Play Seven: Measure the Program, Not Just the Prompt
Trigger: standing, reviewed monthly once you have several compressed prompts in production.
The moves
- Track aggregate token spend across all compressed prompts and its trend over time.
- Track adoption: how many production prompts have been through the pipeline versus how many remain untouched.
- Track quality incidents attributable to compression, which should stay near zero if the earlier plays are working.
Why it matters
Individual prompt wins can hide a program that is quietly stalling. If adoption flattens while a handful of prompts carry all the savings, you have a fragile situation that depends on one or two people. Measuring at the program level surfaces that before it becomes a problem. The adoption signals worth watching are detailed in Rolling Out Leaner Prompts Without Breaking Your Team.
Owner: the prompt steward, reporting to whoever owns the cost or reliability budget.
Anti-Plays: What Not to Do
Knowing the moves to avoid is as useful as knowing the moves to run.
Compressing without a baseline
Cutting tokens before you have measured current quality is the cardinal anti-play.

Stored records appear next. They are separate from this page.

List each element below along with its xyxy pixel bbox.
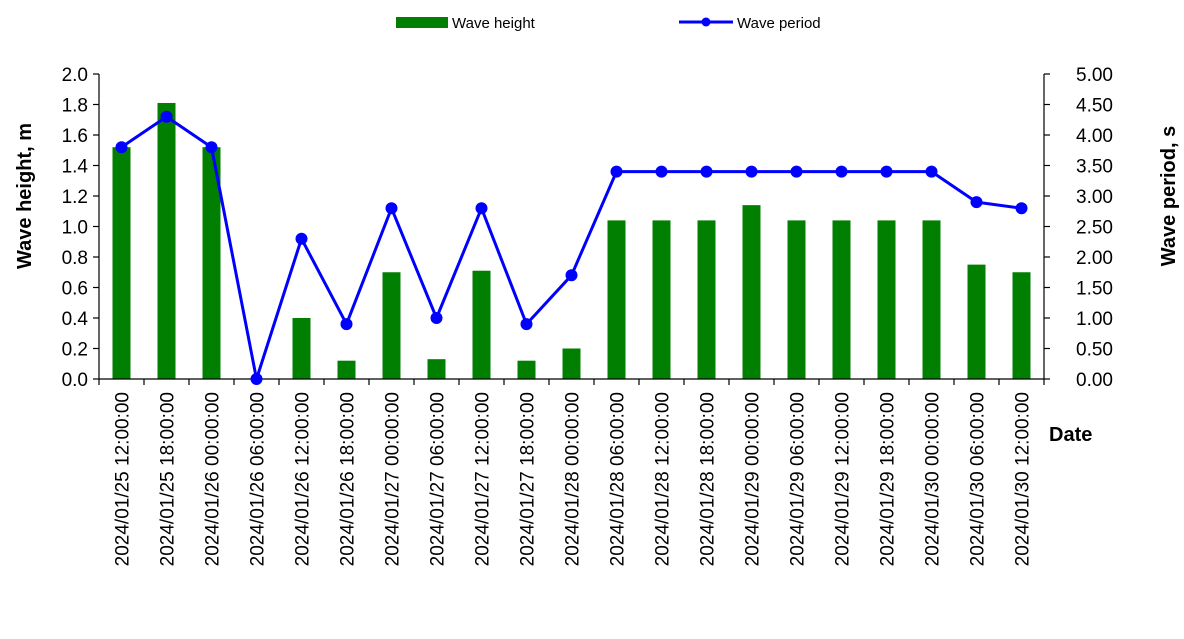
point-wave-period (475, 202, 488, 215)
x-tick-label: 2024/01/27 00:00:00 (383, 392, 404, 566)
bar-wave-height (337, 360, 356, 379)
y2-tick-label: 5.00 (1076, 65, 1113, 86)
y-axis-title: Wave height, m (14, 123, 36, 269)
y-tick-label: 0.4 (62, 309, 89, 330)
y-tick-label: 1.2 (62, 187, 88, 208)
y2-tick-label: 1.50 (1076, 279, 1113, 300)
bar-wave-height (697, 220, 716, 379)
point-wave-period (160, 110, 173, 123)
y-tick-label: 1.8 (62, 96, 88, 117)
x-axis-title: Date (1049, 424, 1092, 446)
point-wave-period (700, 165, 713, 178)
y-tick-label: 1.6 (62, 126, 88, 147)
bar-wave-height (742, 205, 761, 379)
point-wave-period (970, 196, 983, 209)
y2-tick-label: 1.00 (1076, 309, 1113, 330)
x-tick-label: 2024/01/25 12:00:00 (113, 392, 134, 566)
y-tick-label: 1.0 (62, 218, 88, 239)
x-tick-label: 2024/01/26 06:00:00 (248, 392, 269, 566)
bar-wave-height (562, 348, 581, 379)
bar-wave-height (112, 147, 131, 379)
bar-wave-height (967, 264, 986, 379)
point-wave-period (385, 202, 398, 215)
bar-wave-height (202, 147, 221, 379)
legend-label-wave-period: Wave period (737, 15, 821, 32)
x-tick-label: 2024/01/29 12:00:00 (833, 392, 854, 566)
y2-tick-label: 4.50 (1076, 96, 1113, 117)
y2-tick-label: 4.00 (1076, 126, 1113, 147)
y2-tick-label: 3.50 (1076, 157, 1113, 178)
x-tick-label: 2024/01/29 18:00:00 (878, 392, 899, 566)
x-tick-label: 2024/01/27 12:00:00 (473, 392, 494, 566)
bar-wave-height (877, 220, 896, 379)
y2-tick-label: 0.50 (1076, 340, 1113, 361)
bar-wave-height (832, 220, 851, 379)
point-wave-period (745, 165, 758, 178)
bar-wave-height (382, 272, 401, 379)
x-tick-label: 2024/01/28 00:00:00 (563, 392, 584, 566)
x-tick-label: 2024/01/30 12:00:00 (1013, 392, 1034, 566)
y-tick-label: 0.2 (62, 340, 88, 361)
x-tick-label: 2024/01/26 00:00:00 (203, 392, 224, 566)
y-tick-label: 1.4 (62, 157, 89, 178)
bar-wave-height (652, 220, 671, 379)
point-wave-period (565, 269, 578, 282)
point-wave-period (790, 165, 803, 178)
x-tick-label: 2024/01/30 00:00:00 (923, 392, 944, 566)
x-tick-label: 2024/01/29 00:00:00 (743, 392, 764, 566)
point-wave-period (1015, 202, 1028, 215)
x-tick-label: 2024/01/26 18:00:00 (338, 392, 359, 566)
bar-wave-height (472, 270, 491, 379)
legend-swatch-wave-height (396, 17, 448, 28)
x-tick-label: 2024/01/27 18:00:00 (518, 392, 539, 566)
bar-wave-height (427, 359, 446, 379)
x-tick-label: 2024/01/29 06:00:00 (788, 392, 809, 566)
bar-wave-height (292, 318, 311, 379)
bar-wave-height (517, 360, 536, 379)
point-wave-period (250, 373, 263, 385)
x-tick-label: 2024/01/28 06:00:00 (608, 392, 629, 566)
point-wave-period (880, 165, 893, 178)
bar-wave-height (922, 220, 941, 379)
point-wave-period (115, 141, 128, 154)
point-wave-period (295, 232, 308, 245)
point-wave-period (340, 318, 353, 331)
y2-tick-label: 3.00 (1076, 187, 1113, 208)
y2-tick-label: 2.50 (1076, 218, 1113, 239)
point-wave-period (430, 312, 443, 324)
y-tick-label: 0.8 (62, 248, 88, 269)
point-wave-period (835, 165, 848, 178)
y2-tick-label: 2.00 (1076, 248, 1113, 269)
x-tick-label: 2024/01/27 06:00:00 (428, 392, 449, 566)
point-wave-period (655, 165, 668, 178)
bar-wave-height (787, 220, 806, 379)
y2-axis-title: Wave period, s (1158, 126, 1180, 266)
legend: Wave height Wave period (396, 15, 821, 32)
y-tick-label: 0.0 (62, 370, 88, 391)
point-wave-period (610, 165, 623, 178)
bar-wave-height (607, 220, 626, 379)
y-tick-label: 0.6 (62, 279, 88, 300)
x-tick-label: 2024/01/28 12:00:00 (653, 392, 674, 566)
plot-area: 0.0 0.2 0.4 0.6 0.8 1.0 1.2 1.4 1.6 1.8 2.0 0.00 0.5… (62, 65, 1113, 566)
point-wave-period (925, 165, 938, 178)
x-tick-label: 2024/01/28 18:00:00 (698, 392, 719, 566)
legend-label-wave-height: Wave height (452, 15, 536, 32)
bar-wave-height (1012, 272, 1031, 379)
bar-wave-height (157, 102, 176, 379)
y2-tick-label: 0.00 (1076, 370, 1113, 391)
y-tick-label: 2.0 (62, 65, 88, 86)
point-wave-period (520, 318, 533, 331)
legend-swatch-wave-period-marker (701, 17, 711, 27)
x-tick-label: 2024/01/26 12:00:00 (293, 392, 314, 566)
x-tick-label: 2024/01/30 06:00:00 (968, 392, 989, 566)
point-wave-period (205, 141, 218, 154)
x-tick-label: 2024/01/25 18:00:00 (158, 392, 179, 566)
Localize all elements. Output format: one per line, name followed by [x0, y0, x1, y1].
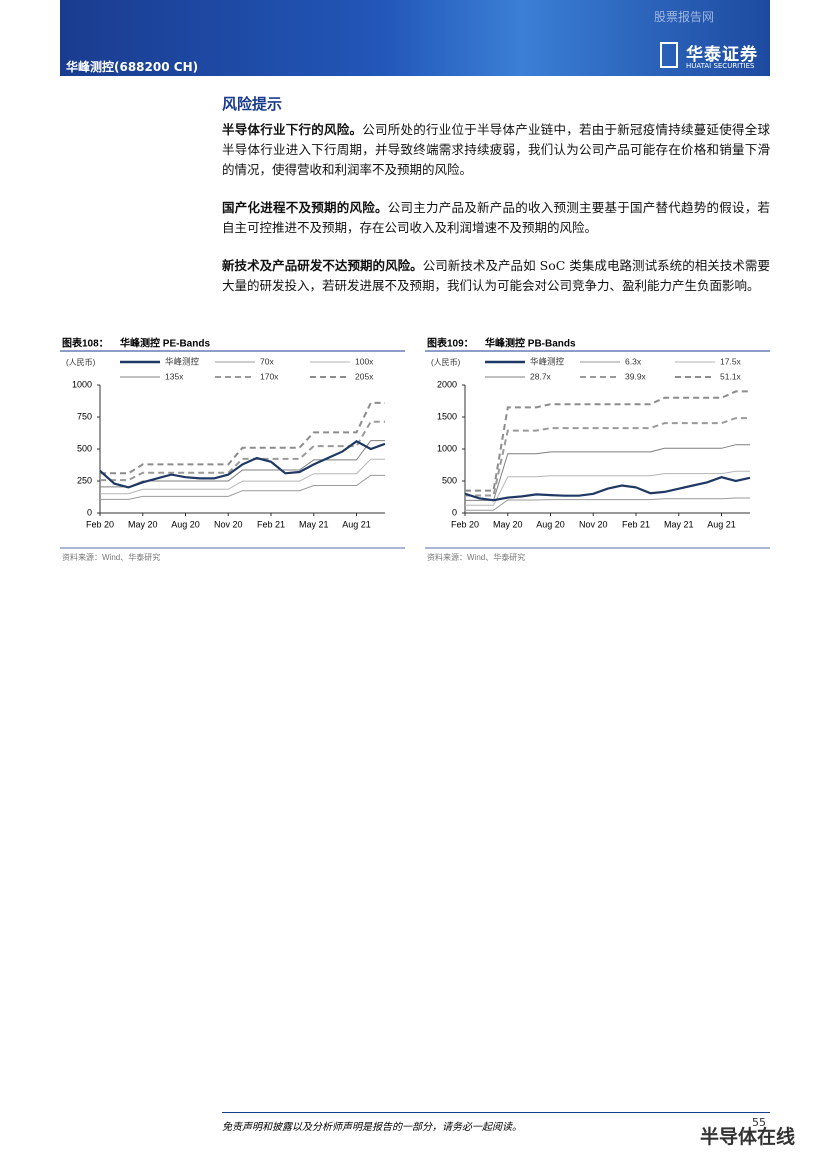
series-line — [100, 401, 385, 475]
legend-label: 华峰测控 — [165, 356, 200, 366]
x-tick-label: Aug 21 — [342, 519, 371, 529]
y-axis-label: (人民币) — [66, 358, 96, 367]
chart: 图表108： 华峰测控 PE-Bands (人民币) 华峰测控 70x 100x 135x 1… — [60, 337, 405, 562]
series-line — [100, 474, 385, 500]
y-tick-label: 0 — [87, 507, 92, 517]
paragraph: 国产化进程不及预期的风险。公司主力产品及新产品的收入预测主要基于国产替代趋势的假… — [222, 198, 770, 238]
x-tick-label: Aug 21 — [707, 519, 736, 529]
section-title: 风险提示 — [222, 95, 283, 113]
paragraph: 新技术及产品研发不达预期的风险。公司新技术及产品如 SoC 类集成电路测试系统的… — [222, 256, 770, 296]
series-line — [465, 390, 750, 492]
watermark: 股票报告网 — [654, 10, 715, 24]
y-tick-label: 1000 — [72, 379, 92, 389]
legend-label: 170x — [260, 371, 279, 381]
para-text: 公司新技术及产品如 SoC 类集成电路测试系统的相关技术需要大量的研发投入，若研… — [222, 258, 770, 293]
series-line — [100, 458, 385, 495]
x-tick-label: Feb 20 — [451, 519, 479, 529]
x-tick-label: Nov 20 — [214, 519, 243, 529]
legend-label: 70x — [260, 356, 274, 366]
header-bar: 华峰测控(688200 CH) 股票报告网 华泰证券 HUATAI SECURI… — [60, 0, 770, 76]
para-text: 公司主力产品及新产品的收入预测主要基于国产替代趋势的假设，若自主可控推进不及预期… — [222, 200, 770, 235]
legend-label: 39.9x — [625, 371, 647, 381]
watermark: 半导体在线 — [700, 1126, 796, 1148]
x-tick-label: May 21 — [299, 519, 329, 529]
legend-label: 6.3x — [625, 356, 642, 366]
chart-title: 华峰测控 PE-Bands — [120, 337, 210, 350]
series-line — [99, 440, 386, 489]
logo-icon — [660, 42, 678, 68]
series-line — [465, 417, 750, 497]
x-tick-label: May 20 — [128, 519, 158, 529]
figure-label: 图表108： — [62, 337, 109, 350]
chart-title: 华峰测控 PB-Bands — [485, 337, 576, 350]
legend-label: 135x — [165, 371, 184, 381]
y-tick-label: 2000 — [437, 379, 457, 389]
legend-label: 华峰测控 — [530, 356, 565, 366]
x-tick-label: Feb 20 — [86, 519, 114, 529]
series-line — [465, 444, 750, 501]
x-tick-label: Nov 20 — [579, 519, 608, 529]
source: 资料来源：Wind、华泰研究 — [427, 552, 525, 562]
x-tick-label: Aug 20 — [171, 519, 200, 529]
x-tick-label: May 21 — [664, 519, 694, 529]
para-lead: 半导体行业下行的风险。 — [222, 122, 363, 137]
para-text: 公司所处的行业位于半导体产业链中，若由于新冠疫情持续蔓延使得全球半导体行业进入下… — [222, 122, 770, 177]
y-tick-label: 1000 — [437, 443, 457, 453]
series-line — [465, 470, 750, 506]
y-tick-label: 500 — [442, 475, 457, 485]
chart: 图表109： 华峰测控 PB-Bands (人民币) 华峰测控 6.3x 17.5x 28.… — [425, 337, 770, 562]
legend-label: 100x — [355, 356, 374, 366]
y-tick-label: 250 — [77, 475, 92, 485]
source: 资料来源：Wind、华泰研究 — [62, 552, 160, 562]
figure-label: 图表109： — [427, 337, 474, 350]
page-number: 55 — [752, 1116, 766, 1129]
legend-label: 28.7x — [530, 371, 552, 381]
company-name: 华峰测控(688200 CH) — [66, 60, 199, 74]
para-lead: 新技术及产品研发不达预期的风险。 — [222, 258, 423, 273]
x-tick-label: Aug 20 — [536, 519, 565, 529]
y-tick-label: 0 — [452, 507, 457, 517]
y-tick-label: 750 — [77, 411, 92, 421]
x-tick-label: Feb 21 — [257, 519, 285, 529]
legend-label: 17.5x — [720, 356, 742, 366]
x-tick-label: May 20 — [493, 519, 523, 529]
y-axis-label: (人民币) — [431, 358, 461, 367]
disclaimer: 免责声明和披露以及分析师声明是报告的一部分，请务必一起阅读。 — [222, 1122, 522, 1133]
legend-label: 205x — [355, 371, 374, 381]
logo: 华泰证券 — [686, 45, 758, 65]
logo-en: HUATAI SECURITIES — [686, 62, 755, 70]
y-tick-label: 500 — [77, 443, 92, 453]
footer-rule — [222, 1112, 770, 1113]
y-tick-label: 1500 — [437, 411, 457, 421]
series-line — [465, 497, 750, 511]
paragraph: 半导体行业下行的风险。公司所处的行业位于半导体产业链中，若由于新冠疫情持续蔓延使… — [222, 120, 770, 180]
series-line — [464, 476, 751, 502]
legend-label: 51.1x — [720, 371, 742, 381]
x-tick-label: Feb 21 — [622, 519, 650, 529]
para-lead: 国产化进程不及预期的风险。 — [222, 200, 388, 215]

You will save money and have no idea whether you broke anything. Every play above depends on play one for a reason.
Optimizing low-volume prompts
Spending a careful afternoon on a prompt that runs ten times a day is effort that should have gone to a high-volume prompt instead. Let the intake ranking, not curiosity, decide what you work on.
Treating safety constraints as fair game
Guardrail language is the one category to exclude from compression entirely unless you can prove the behavior holds without it. The few tokens saved are never worth a compliance failure. The deeper risk analysis is in When Shrinking Prompts Quietly Degrades Your Output.
Sequencing the Plays
The plays form a pipeline for a new prompt and a maintenance loop for an existing one.
For a new prompt
Run one through five in order: baseline, harvest, surgical, stage, fallback. Then hand off to play six, which runs forever.
For an existing prompt
Start with the trigger that fired. A latency complaint sends you to play two or three. A model upgrade sends you straight to play six's re-validation step. Let the trigger, not the sequence number, decide your entry point.
Frequently Asked Questions
Do I have to run every play on every prompt?
No. The triggers decide. A low-volume prompt may never get past play one, and that is correct. The plays exist so that when a trigger fires you know exactly what to do, not so that you run all of them mechanically on everything.
Who should own the playbook overall?
A single prompt steward or small guild should own the standard and the drift-guarding play, while individual engineers own the compression of their own prompts. Splitting ownership this way keeps the system maintained without making one person a bottleneck for every change.
How long does running the full pipeline take for one prompt?
The obvious-bloat play is often an afternoon. The surgical play can take days because each cut needs its own measurement. Staging adds calendar time but little effort. Budget the bulk of your time for play three, which is where the careful, slow work lives.
What triggers a re-run on an already-compressed prompt?
A model change, a noticeable shift in your input distribution, a latency or cost complaint, or a failed drift check. Any of these sends you back into the pipeline at the relevant play rather than starting over from scratch.
How do I keep the playbook itself from going stale?
Review it whenever a play repeatedly fails to catch a problem, or when a new model class changes what safe compression looks like. The playbook is a living document; update it from the incidents it misses.
Key Takeaways
- A playbook tells you which compression move to run, when, and who owns it, not just how.
- Always establish a measured baseline before compressing anything.
- Harvest obvious bloat first, then move to slow, surgical, one-change-at-a-time compression.
- Stage rollouts and keep a verbose fallback so failures stay contained and reversible.
- Run the drift-guarding play continuously, because drift quietly reverses every other gain.